At some point before entering the pod, you are handed a packet containing a black hair comb, a toothbrush, small bar of soap, a razor, a small bottle of shampoo, and a small pencil. You’ll get your money that you had on you or get some sent so you can put money on your ‘books’ where you can buy tons of junk food, candy, maybe an eraser or pencil, tampons or other “luxuries” they will have in the highly over-priced list of commodities known as the jail Commissary. You’ll not mind so much that everything is about 4x more expensive than on the outside. Just so you can buy something to make yourself feel a little better. Phone calls to your loved ones (this is when you find out about love…parents are usually the ones to bear the brunt of jail expenses between accepting collect phone calls and providing $10 or $20 to their daughter so she’ll have money on her books). These ‘collect’ calls are much higher than those made from the outside and can only be made to a home-based phone, no calls can be made to a cell phone. Calls can be made when the phones are ‘turned on’ and only at certain times. So many that believe their situation is more important than yours and will talk to their mom, dad, sister, brother, boyfriend, anyone to prove it. You wait in line for the phone and for each meal. Depending on where you are or how you are classified you may or may not have to eat breakfast, lunch and dinner but breakfast is at 6AM. If you go to court, you must be awake and ready to leave by 3AM. Mostly though, you wait and wait and wait ….for just about everything. Try to be patient. Know that if someone does something they should not do (like start a fight or some disturbance) all of you will pay, usually with a ‘Lock Down.’ Know that the deputies can come into your cell at any given moment, tear apart your room and belongings and lock you down if an extra bra or pair of socks are found. Best thing to do - and it’s much easier said than done - is to just keep cool about it all. Find someone with a good sense of humor and laugh it off. Laugh a lot if you can. Believe me, there is a whole lot of stuff to laugh about if you look at it from a certain angle.
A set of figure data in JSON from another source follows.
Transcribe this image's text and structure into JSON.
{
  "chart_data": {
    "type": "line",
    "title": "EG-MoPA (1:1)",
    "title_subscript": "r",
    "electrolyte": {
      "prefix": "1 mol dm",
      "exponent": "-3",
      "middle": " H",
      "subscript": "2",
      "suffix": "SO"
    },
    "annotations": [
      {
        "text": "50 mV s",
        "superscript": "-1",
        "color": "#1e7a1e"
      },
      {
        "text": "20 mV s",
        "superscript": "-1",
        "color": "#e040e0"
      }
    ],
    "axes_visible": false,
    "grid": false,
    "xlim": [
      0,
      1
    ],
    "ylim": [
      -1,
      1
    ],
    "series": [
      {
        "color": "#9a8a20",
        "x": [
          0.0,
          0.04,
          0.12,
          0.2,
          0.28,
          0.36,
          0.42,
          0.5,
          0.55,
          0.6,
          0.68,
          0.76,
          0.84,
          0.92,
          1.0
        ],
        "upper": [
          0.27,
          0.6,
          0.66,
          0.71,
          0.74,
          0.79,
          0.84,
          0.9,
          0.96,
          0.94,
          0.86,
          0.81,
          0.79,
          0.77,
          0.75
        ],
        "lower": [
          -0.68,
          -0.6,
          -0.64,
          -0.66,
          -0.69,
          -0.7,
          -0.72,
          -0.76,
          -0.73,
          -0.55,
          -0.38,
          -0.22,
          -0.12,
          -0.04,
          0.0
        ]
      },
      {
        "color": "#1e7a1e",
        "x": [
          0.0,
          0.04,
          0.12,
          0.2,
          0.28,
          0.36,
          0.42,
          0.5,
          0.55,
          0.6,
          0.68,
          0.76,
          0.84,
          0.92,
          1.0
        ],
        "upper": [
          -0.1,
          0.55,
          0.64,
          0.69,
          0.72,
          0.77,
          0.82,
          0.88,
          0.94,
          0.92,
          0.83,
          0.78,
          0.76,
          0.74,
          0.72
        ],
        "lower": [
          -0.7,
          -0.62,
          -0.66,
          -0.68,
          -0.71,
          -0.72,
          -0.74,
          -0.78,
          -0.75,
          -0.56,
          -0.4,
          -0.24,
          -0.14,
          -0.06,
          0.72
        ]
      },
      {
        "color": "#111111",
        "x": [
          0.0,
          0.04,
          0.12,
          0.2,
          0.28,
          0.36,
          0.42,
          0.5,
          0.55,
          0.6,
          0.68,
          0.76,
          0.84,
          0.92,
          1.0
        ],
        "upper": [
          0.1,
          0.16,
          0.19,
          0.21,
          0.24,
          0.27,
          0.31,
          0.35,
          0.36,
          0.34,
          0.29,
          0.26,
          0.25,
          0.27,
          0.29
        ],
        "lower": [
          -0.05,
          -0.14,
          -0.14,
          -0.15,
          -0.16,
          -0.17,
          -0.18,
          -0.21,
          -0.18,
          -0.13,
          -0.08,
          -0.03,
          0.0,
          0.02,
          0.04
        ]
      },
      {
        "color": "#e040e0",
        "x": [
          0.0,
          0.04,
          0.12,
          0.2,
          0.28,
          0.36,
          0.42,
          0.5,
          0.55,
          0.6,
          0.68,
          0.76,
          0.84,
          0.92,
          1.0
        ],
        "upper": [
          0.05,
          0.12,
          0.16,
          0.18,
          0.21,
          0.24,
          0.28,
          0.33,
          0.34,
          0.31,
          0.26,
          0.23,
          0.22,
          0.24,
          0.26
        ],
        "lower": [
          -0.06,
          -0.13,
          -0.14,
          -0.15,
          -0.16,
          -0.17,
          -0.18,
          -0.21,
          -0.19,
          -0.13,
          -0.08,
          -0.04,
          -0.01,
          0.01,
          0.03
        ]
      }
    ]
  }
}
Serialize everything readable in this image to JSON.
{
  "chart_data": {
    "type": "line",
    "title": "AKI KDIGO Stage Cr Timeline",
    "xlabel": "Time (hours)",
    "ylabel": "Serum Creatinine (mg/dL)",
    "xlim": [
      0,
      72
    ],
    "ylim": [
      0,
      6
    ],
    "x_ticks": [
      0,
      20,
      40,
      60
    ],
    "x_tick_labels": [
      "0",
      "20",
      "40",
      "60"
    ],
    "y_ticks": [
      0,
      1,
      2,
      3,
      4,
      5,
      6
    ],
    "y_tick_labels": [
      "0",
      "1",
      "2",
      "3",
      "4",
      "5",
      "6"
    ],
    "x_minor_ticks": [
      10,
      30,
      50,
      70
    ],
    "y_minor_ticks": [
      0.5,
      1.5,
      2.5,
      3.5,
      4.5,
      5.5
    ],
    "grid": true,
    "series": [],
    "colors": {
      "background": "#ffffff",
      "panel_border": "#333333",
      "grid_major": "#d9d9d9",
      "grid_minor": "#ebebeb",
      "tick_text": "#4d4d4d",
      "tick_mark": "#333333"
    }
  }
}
Be honest. Exercise. Do not eat a lot as weight gain is almost a sure bet. Keep a positive outlook. Give up your need for privacy. Laugh a lot and when ever you can. Say nothing that you wouldn’t mind hearing about in a public courtroom. Improve your relationships with your family and trust ONLY your family to take care of your domestic affairs. Do not leave financial matters to a boyfriend, a girlfriend or a neighbor. Cry a lot if you have to but do it privately. Know you will get through this and most importantly LEARN what mistakes you made that got you there and what you need to change or do to not ever have to go back. There is so much more that could be said but these are the basics. Hope this short “Guidebook to Jail” helps someone to cope. Just know this too shall change, hopefully for the better.